When comparing system costs between data warehouses, data lakes, and data lakehouses, there are some key differences to consider. Data warehouses built on proprietary hardware and software can be quite expensive, often costing millions of dollars. Data lakes built on open source technology like Hadoop and object storage are designed to run on low-cost commodity hardware, reducing costs substantially compared to data warehouses. According to Striim, data lakes can offer 70-90% cost savings over data warehouses.

Data lakehouses aim to provide the best of both worlds – leveraging low-cost object storage like data lakes while also providing performance optimizations like data warehouses. According to Databricks, data lakehouses built on Delta Lake can offer up to 90% cost savings compared to data warehouses. By building on open source technology and running on cloud infrastructure, data lakehouse solutions can minimize infrastructure costs.

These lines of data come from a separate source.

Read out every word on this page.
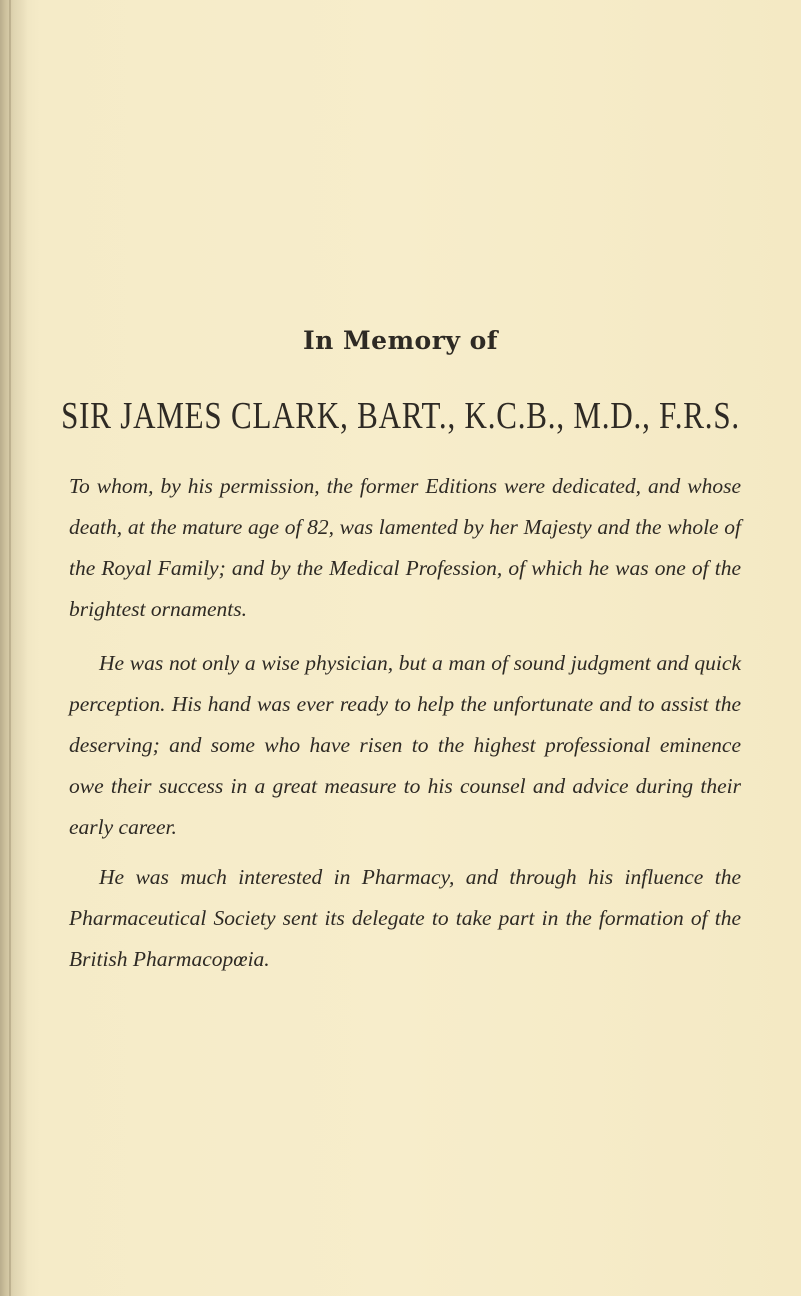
In Memory of
SIR JAMES CLARK, BART., K.C.B., M.D., F.R.S.

To whom, by his permission, the former Editions were dedicated, and whose death, at the mature age of 82, was lamented by her Majesty and the whole of the Royal Family; and by the Medical Profession, of which he was one of the brightest ornaments.

He was not only a wise physician, but a man of sound judgment and quick perception. His hand was ever ready to help the unfortunate and to assist the deserving; and some who have risen to the highest professional eminence owe their success in a great measure to his counsel and advice during their early career.

He was much interested in Pharmacy, and through his influence the Pharmaceutical Society sent its delegate to take part in the formation of the British Pharmacopœia.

In summary, data lakes and data lakehouses typically have much lower infrastructure, storage, and maintenance costs compared to traditional on-premises data warehouses. Data lakehouses aim to approach the savings of data lakes while also improving performance for analytics queries. The extreme cost savings of data lakes and lakehouses make big data analytics affordable for more organizations.

Conclusion

In summary, data warehouses are best suited for structured, cleaned, and transformed data that needs to be analyzed through SQL queries. They enable fast query performance through their schema-on-write optimization. Data lakes can store vast amounts of raw, unstructured data affordably, making them useful for exploratory analytics. Data lakehouses combine aspects of warehouses and lakes, storing data using schemas while still working with unstructured data sources. They aim to provide the best of both worlds.

When choosing between these systems, consider the use case and data profile. If you need to run heavy structured SQL-based analytics, a data warehouse is likely the best fit. For digging into diverse raw data, a data lake has the flexibility. And for organizations that want to analyze raw data using warehouse-style optimizations, a lakehouse bridges the gap. The right solution depends on an organization’s analytics needs, budget, and existing infrastructure.